Further research is needed to address the issues raised in this chapter and, if necessary, to develop methods for correcting the measurement of teaching quality through student surveys. This would require longitudinal studies of the perceived quality of teaching over a period of joint work by teachers and classes. In such studies, it would be especially valuable if the dimensions of teaching quality and teacher communion were also assessed by external observers. At the same time, realizing experimental study designs could also be fruitful in which the same teacher’s statements with varying communion, e.g. as video vignettes with actors, are rated by students. In addition, studies controlling for the use of ego- and web-references in the item wordings could be helpful in getting a deeper insight into this effect (den Brok et al., 2006).

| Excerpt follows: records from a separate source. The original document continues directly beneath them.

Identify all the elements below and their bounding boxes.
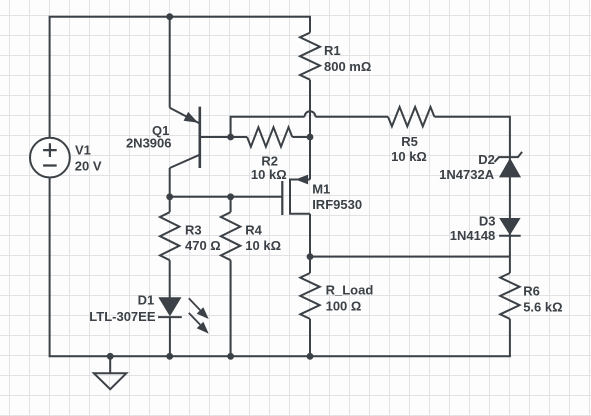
mosfet M1 IRF9530 (P-channel) bbox=[282, 175, 310, 215]
svg-text:D1: D1 bbox=[138, 292, 155, 307]
svg-text:M1: M1 bbox=[312, 182, 330, 197]
wire R1 bottom to R2/M1 node bbox=[309, 80, 311, 137]
junction node collector / R3 bbox=[166, 193, 173, 200]
svg-text:R1: R1 bbox=[324, 43, 341, 58]
junction node R4 / rail bbox=[227, 353, 234, 360]
svg-text:2N3906: 2N3906 bbox=[126, 136, 172, 151]
wire D3 cathode down to R6 node bbox=[509, 219, 511, 257]
wire Q1 base lead bbox=[200, 136, 231, 138]
zener diode D2 1N4732A bbox=[495, 152, 523, 177]
wire M1 drain leg down to drain node bbox=[309, 214, 311, 257]
resistor R3 470 Ohm bbox=[160, 197, 179, 298]
svg-text:5.6 kΩ: 5.6 kΩ bbox=[523, 300, 562, 315]
wire gate row: collector node to M1 gate bbox=[170, 196, 283, 198]
junction node R_Load / rail bbox=[307, 353, 314, 360]
LED emission arrow 1 bbox=[189, 298, 200, 310]
svg-text:D3: D3 bbox=[479, 214, 496, 229]
svg-text:R5: R5 bbox=[401, 134, 418, 149]
svg-text:R4: R4 bbox=[245, 223, 262, 238]
wire Q1 emitter to V+ rail bbox=[169, 17, 171, 108]
transistor Q1 2N3906 (PNP) bbox=[170, 107, 200, 168]
svg-text:V1: V1 bbox=[75, 143, 91, 158]
resistor R2 10 kOhm bbox=[231, 127, 310, 146]
voltage source V1 bbox=[30, 138, 70, 178]
svg-text:10 kΩ: 10 kΩ bbox=[251, 167, 287, 182]
junction node D1 / rail bbox=[166, 353, 173, 360]
svg-text:R_Load: R_Load bbox=[326, 282, 374, 297]
svg-text:20 V: 20 V bbox=[75, 159, 102, 174]
svg-text:D2: D2 bbox=[478, 152, 495, 167]
svg-text:R3: R3 bbox=[185, 223, 202, 238]
svg-text:10 kΩ: 10 kΩ bbox=[391, 149, 427, 164]
junction node ground symbol bbox=[107, 353, 114, 360]
junction node base / R2 / feedback wire bbox=[227, 134, 234, 141]
wire base node up and right toward R5 bbox=[231, 117, 305, 137]
wire hop over R1 column bbox=[305, 111, 316, 116]
resistor R_Load 100 Ohm bbox=[300, 257, 319, 357]
svg-text:IRF9530: IRF9530 bbox=[312, 197, 362, 212]
diode D3 1N4148 bbox=[499, 219, 521, 236]
svg-text:10 kΩ: 10 kΩ bbox=[245, 238, 281, 253]
wire R2 node down to M1 source leg bbox=[309, 137, 311, 180]
resistor R6 5.6 kOhm bbox=[500, 257, 519, 357]
svg-text:R6: R6 bbox=[523, 284, 540, 299]
LED emission arrow 2 bbox=[189, 313, 200, 325]
ground symbol bbox=[94, 356, 127, 389]
svg-text:800 mΩ: 800 mΩ bbox=[324, 59, 371, 74]
resistor R5 10 kOhm bbox=[388, 107, 434, 126]
LED D1 LTL-307EE bbox=[158, 298, 207, 357]
svg-text:100 Ω: 100 Ω bbox=[326, 299, 362, 314]
wire M1 drain node to R6/D3 node bbox=[310, 256, 510, 258]
wire D2 anode to D3 anode bbox=[509, 157, 511, 218]
junction node drain / R_Load bbox=[307, 253, 314, 260]
wire Q1 collector down to R3/R4/gate node bbox=[169, 168, 171, 197]
wire V+ rail: V1 top, top rail, R1 top lead bbox=[50, 17, 310, 138]
junction node R1 / R2 / M1 source bbox=[307, 134, 314, 141]
junction node gate row / R4 bbox=[227, 193, 234, 200]
resistor R4 10 kOhm bbox=[221, 197, 240, 356]
wire hop to R5 left lead bbox=[315, 116, 388, 118]
junction node V+ rail / Q1 emitter bbox=[166, 13, 173, 20]
resistor R1 800 mOhm bbox=[300, 33, 320, 80]
svg-text:470 Ω: 470 Ω bbox=[185, 238, 221, 253]
svg-text:LTL-307EE: LTL-307EE bbox=[89, 309, 156, 324]
wire R5 right to D2 cathode bbox=[434, 117, 510, 157]
svg-text:1N4148: 1N4148 bbox=[450, 228, 496, 243]
wire ground rail (bottom) bbox=[50, 178, 511, 357]
svg-text:1N4732A: 1N4732A bbox=[439, 167, 495, 182]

When using student ratings as classroom feedback, teachers should be aware that there is an overlaying halo effect related to their communion. Teachers perceived more positively by learners in this way should therefore be more critical of the feedback received. Conversely, relatively unfavorable ratings, which can be associated with a lower perception of communion, are an indication to consider and improve related aspects of teaching quality. For a reliable assessment and control of such effects, it would be advantageous to supplement the questionnaires on teaching quality used in practice and research with a scale for measuring the teacher communion perceived by the students. If such information is not available, teachers should bear in mind that the evaluation of the data at the individual level might be less confounded with their communion than the aggregated data at the classroom level. So, it might be advisable to evaluate the data on both levels to gain a better insight into how one’s teaching practice is perceived by the students.